What it is: Safe code describes programming languages designed to minimize common programming errors.
It’s no surprise that most people are familiar with computer glitches, crashes, and failures. Part of the problem stems from programmer errors, but a large part of the problem stems from the type of programming language developers favor. For the past decade, most developers favored C and variants such as C++.
Both C and C++ are powerful programming languages designed for maximum computer efficiency and versatility. Unfortunately, that also means that C and C++ completely neglect human efficiency and safety. The sole goal of C/C++ is to be the most versatile and most powerful programming language around, and it’s succeeded. Nearly every major operating system (Windows, OS X, Linux) and program (Microsoft Word, Adobe Photoshop, AutoCAD) were created using C/C++. Programs created in C/C++ tend to be small and fast, which is exactly what you need in programs such as operating systems.
Back in the early days of the Macintosh, Apple actually bucked the trend towards C/C++ and developed the original Macintosh operating system on Pascal. Apple chose Pascal over C/C++ specifically because Pascal was one easier programming language to read and modify, and because it offered safety in preventing programmers from making common errors that even professional programmers make all the time. The huge drawback with Pascal was that it was designed for maximum human efficiency with computer efficiency being secondary. That meant that the same program written in C/C++ would run much faster and take us far less space than the same program written in Pascal. Not surprisingly, the original Macintosh operating system was slow. Apple later abandoned Pascal in favor of C/C++ specifically because C/C++ programs ran faster.
So the decade’s past memory of program crashes, failures, and glitches stems mostly from the world’s use of C/C++ for practically every major program from operating systems and word processors to banking programs and spreadsheets. The reason why so many bugs occur in major operating systems like Windows all the time is because C/C++ makes it surprisingly easy to make mistakes. The philosophy of C/C++ is to give programmers maximum versatility in exchange for forcing them to avoid making errors. Since it’s impossible to expect anyone to avoid making errors, C/C++ allows common programming errors to blossom into major bugs that infest practically every major program.
To maintain the advantages of C/C++ while eliminating many of its disadvantages, Microsoft developed C# while Apple developed Swift. The adoption of these two programming languages will go a long way towards creating more reliable software in the future.

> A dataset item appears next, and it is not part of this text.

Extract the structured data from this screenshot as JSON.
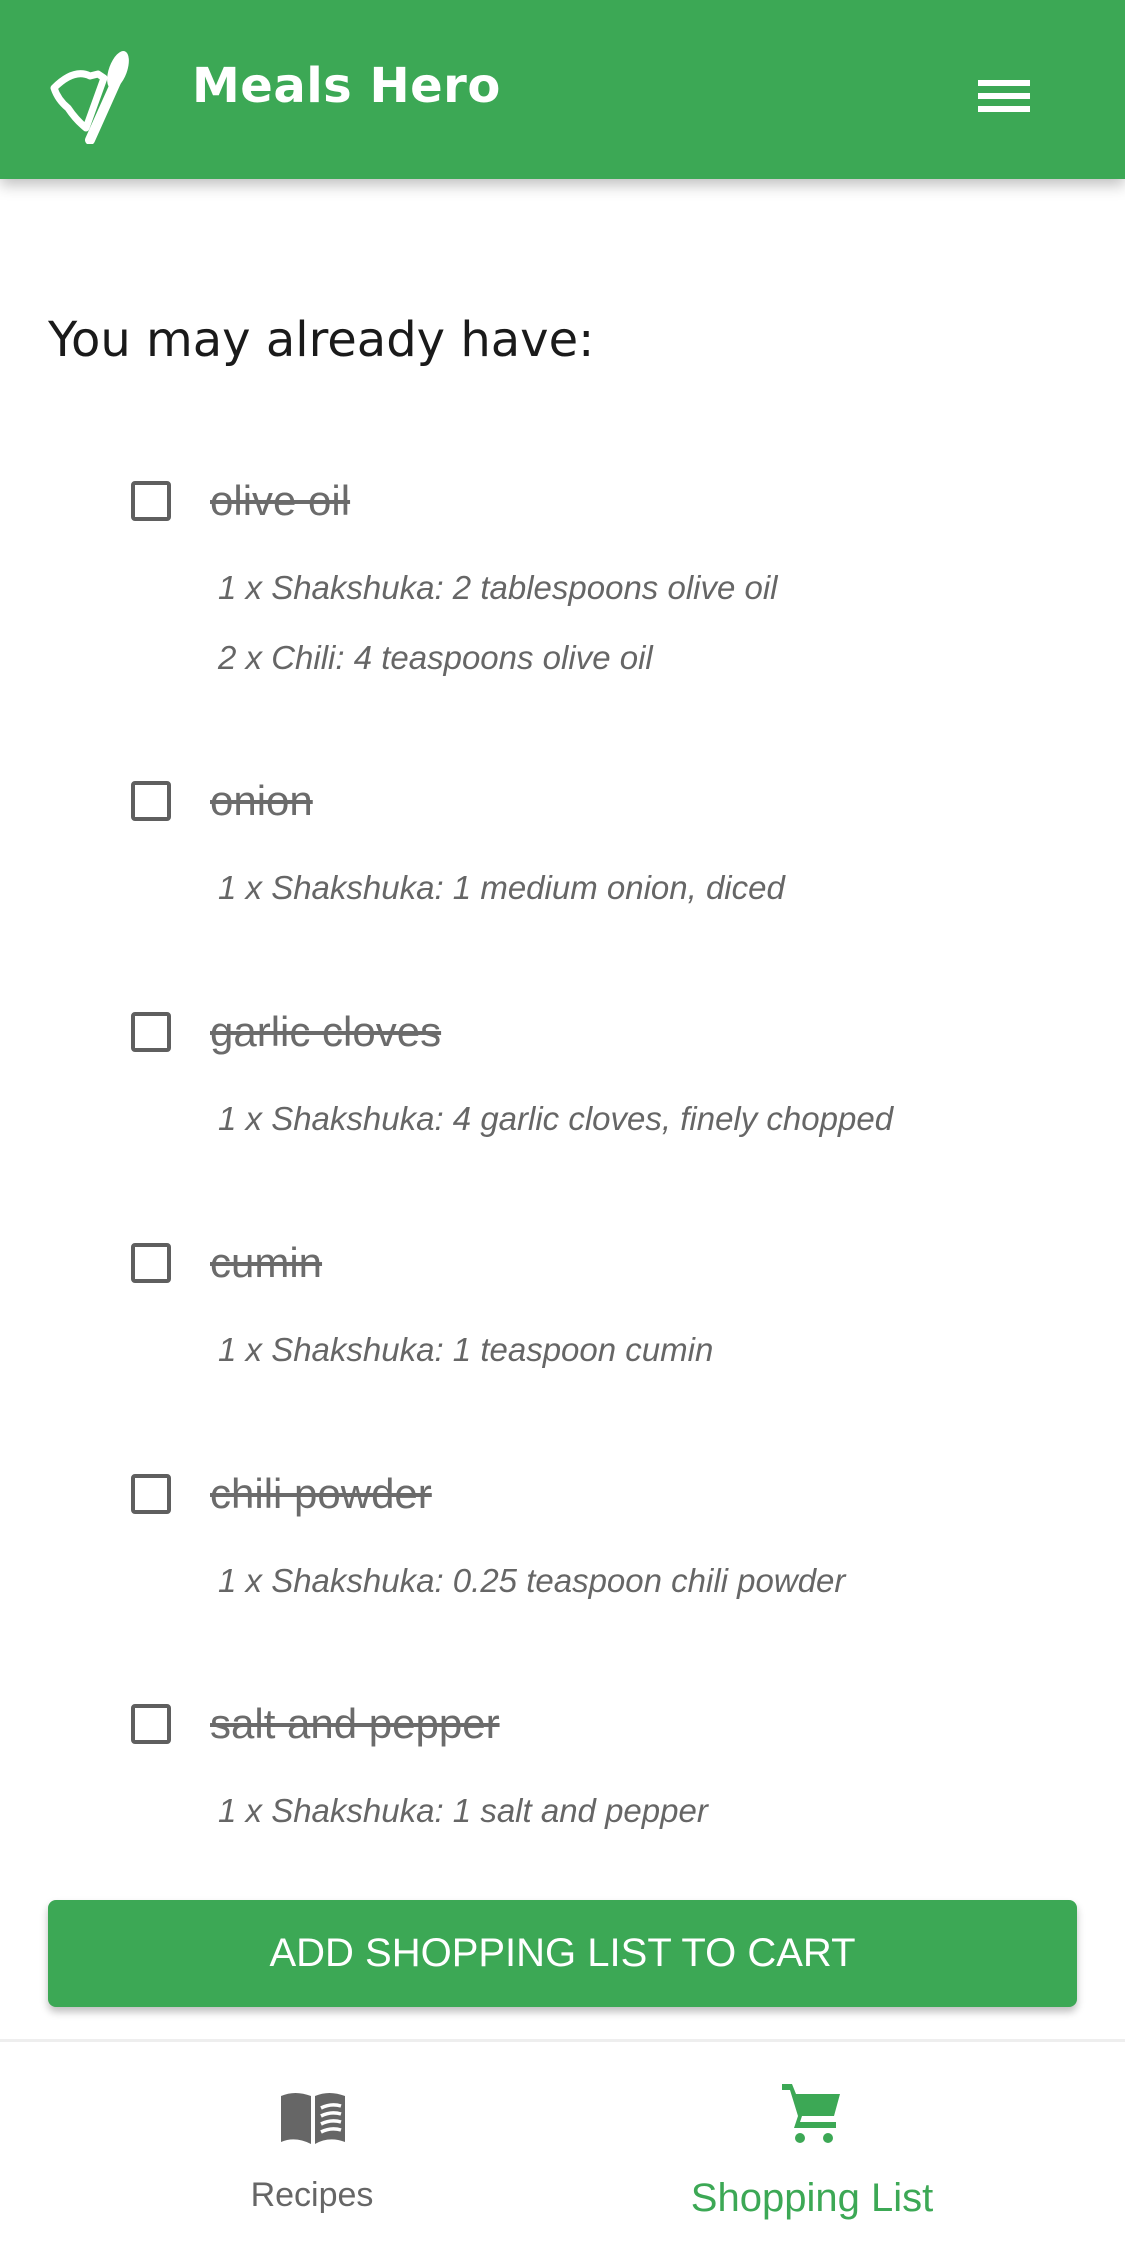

If you’re a developer planning to write a new program, avoid C/C++ and choose a safer language like C# or Swift instead.
Apple made Swift open source so although it’s still primarily an OS X/iOS development language, it’s starting to broaden its appeal to allow writing programs for Linux, Windows, and Android. Microsoft still controls C# but they recently purchased Xamarin, a development tool that allows developers to write iOS, Android, and Windows programs using C#.
So if you’re currently a Windows developer, learn C# and you can leverage your programming skills to create iOS and Android apps, or Windows programs. If your’e currently an Apple developer, learn Swift and you can create watchOS, tvOS, iOS, and OS X programs.
Swift is still primarily an Apple development tool and C# is still primarily a Windows development tool, but both programming languages are gradually supporting other platforms. The good news is that either C# or Swift will help bring about a new era of reliable, less error-prone software.
That means today’s software, built on the creaky foundation of C/C++ code will eventually need to be replaced. Microsoft has done an amazing job constantly updating Windows, but the bulk of Windows is written in C/C++. The more C/C++ code there is, the harder it will be to modify and debug. Eventually Microsoft is going to run into a dead end where modifying and fixing problems will become prohibitively expensive in both time and money.
Already mission-critical software like avionics programs avoid C/C++ completely and rely on Ada, a safe programming language influenced by Pascal. Besides avionics companies like Boeing or Airbus, banks have also adopted Ada because they need software that can run reliably. With languages like Ada, C#, and Swift, human efficiency has finally risen above computer efficiency in importance.
So expect tomorrow’s software to be more reliable and expect today’s software to eventually stagger along until it’s no longer worth it to modify and improve any more. This might take decades (witness the large use of COBOL and FORTRAN still), but eventually newer programs will be written in safe programming languages, and that just means a safer, less frustrating experience for all computer users.